I don't think the job market is going down. I think that Perl might be
trending into being an "old" technology...

As a recruiter I notice trends. Perl jobs seem to have peaked in 2005
and 2006. I count the late 90's as a never to be repeated state of
fantasy.

I am seeing Google influence the world towards Python and the growing
LAMP community both are supplanting areas where Perl was the language of
choice.

Also places that used Perl for apps, I am noticing, are moving to
Java/XML combinations with the proliferation of broadband networking
beyond just internet access.

I see Perl becoming more niche into systems software, particularly in QA
areas where file systems and interaction with Linux and Unix OS
components are needed.

Overall I am seeing a fairly steep steady rise in overall software
FTE-Direct Employee hiring and the contract market, while growing, is
not as strong.

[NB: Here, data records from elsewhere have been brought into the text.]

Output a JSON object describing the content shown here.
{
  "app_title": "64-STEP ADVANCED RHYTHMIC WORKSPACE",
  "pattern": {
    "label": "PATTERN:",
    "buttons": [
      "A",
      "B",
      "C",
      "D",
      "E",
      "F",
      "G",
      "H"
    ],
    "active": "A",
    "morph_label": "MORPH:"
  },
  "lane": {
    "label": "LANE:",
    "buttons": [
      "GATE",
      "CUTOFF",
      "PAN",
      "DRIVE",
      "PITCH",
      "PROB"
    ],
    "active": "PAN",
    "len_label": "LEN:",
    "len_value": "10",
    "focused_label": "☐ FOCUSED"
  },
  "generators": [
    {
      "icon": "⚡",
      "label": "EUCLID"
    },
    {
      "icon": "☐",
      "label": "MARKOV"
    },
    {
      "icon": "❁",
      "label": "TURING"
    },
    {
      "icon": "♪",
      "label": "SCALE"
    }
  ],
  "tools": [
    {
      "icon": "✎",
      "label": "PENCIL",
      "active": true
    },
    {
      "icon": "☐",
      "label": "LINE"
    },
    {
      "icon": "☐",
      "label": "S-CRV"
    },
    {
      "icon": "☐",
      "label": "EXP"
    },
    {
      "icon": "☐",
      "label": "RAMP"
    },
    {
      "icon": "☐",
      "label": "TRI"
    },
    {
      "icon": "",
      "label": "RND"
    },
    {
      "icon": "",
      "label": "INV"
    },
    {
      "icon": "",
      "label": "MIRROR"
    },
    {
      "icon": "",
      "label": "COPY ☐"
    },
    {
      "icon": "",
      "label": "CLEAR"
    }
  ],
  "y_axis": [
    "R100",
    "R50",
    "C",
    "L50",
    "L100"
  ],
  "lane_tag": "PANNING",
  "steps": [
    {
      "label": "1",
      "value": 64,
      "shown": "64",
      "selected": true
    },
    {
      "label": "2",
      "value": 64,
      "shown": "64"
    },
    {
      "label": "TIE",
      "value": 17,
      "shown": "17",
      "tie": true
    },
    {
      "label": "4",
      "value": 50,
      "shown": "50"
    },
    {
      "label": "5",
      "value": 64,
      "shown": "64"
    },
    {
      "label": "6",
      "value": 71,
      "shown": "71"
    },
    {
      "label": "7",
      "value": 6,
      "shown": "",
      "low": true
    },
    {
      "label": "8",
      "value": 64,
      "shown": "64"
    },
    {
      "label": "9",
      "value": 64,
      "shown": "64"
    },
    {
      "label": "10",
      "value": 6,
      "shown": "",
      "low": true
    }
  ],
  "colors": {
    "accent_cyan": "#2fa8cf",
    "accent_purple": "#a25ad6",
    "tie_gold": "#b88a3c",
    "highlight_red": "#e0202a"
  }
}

For Perl developers, I would recommend having either
Java2/J2SE with XML or have strong knowledge of file systems (NFS, CIFS
etc.) and their protocols.

-Lars

-----Original Message-----
From: Dave Rolsky [mailto:[EMAIL PROTECTED] 
Sent: Monday, January 22, 2007 1:23 PM
To: jobs-discuss@perl.org
Subject: Re: annual job stats?

On Mon, 22 Jan 2007, Uri Guttman wrote:

> and you can see the monthly postings since may 2001 at:
>
>       http://jobs.perl.org/about/stats
>
> dunno what more you need. trivial to download that and pipe it into a
> graphing thingie of your choice. a quick eyeballing shows solid growth
> in each year and never a major long term downslide in postings per
> month. part of this is due to repeated posts
> for the same unfilled jobs and also the word keeps spreading about the
> site and list. more agencies and companies seem to be using it.
>
> the only downtrend i see is that december seems to always be a
> low month but that makes sense.

These stats aren't the best option. When a job expires and gets renewed,

we update the date of the posting, so jobs move from month to month if 
they're reposted.

brian d foy produced some stats based on mail to the [EMAIL PROTECTED] list 
which are probably better. It seemed like job postings have only gone up

in the past few years. Whether that's the market or simply that 
jobs.perl.org has better market _share_ is impossible to know.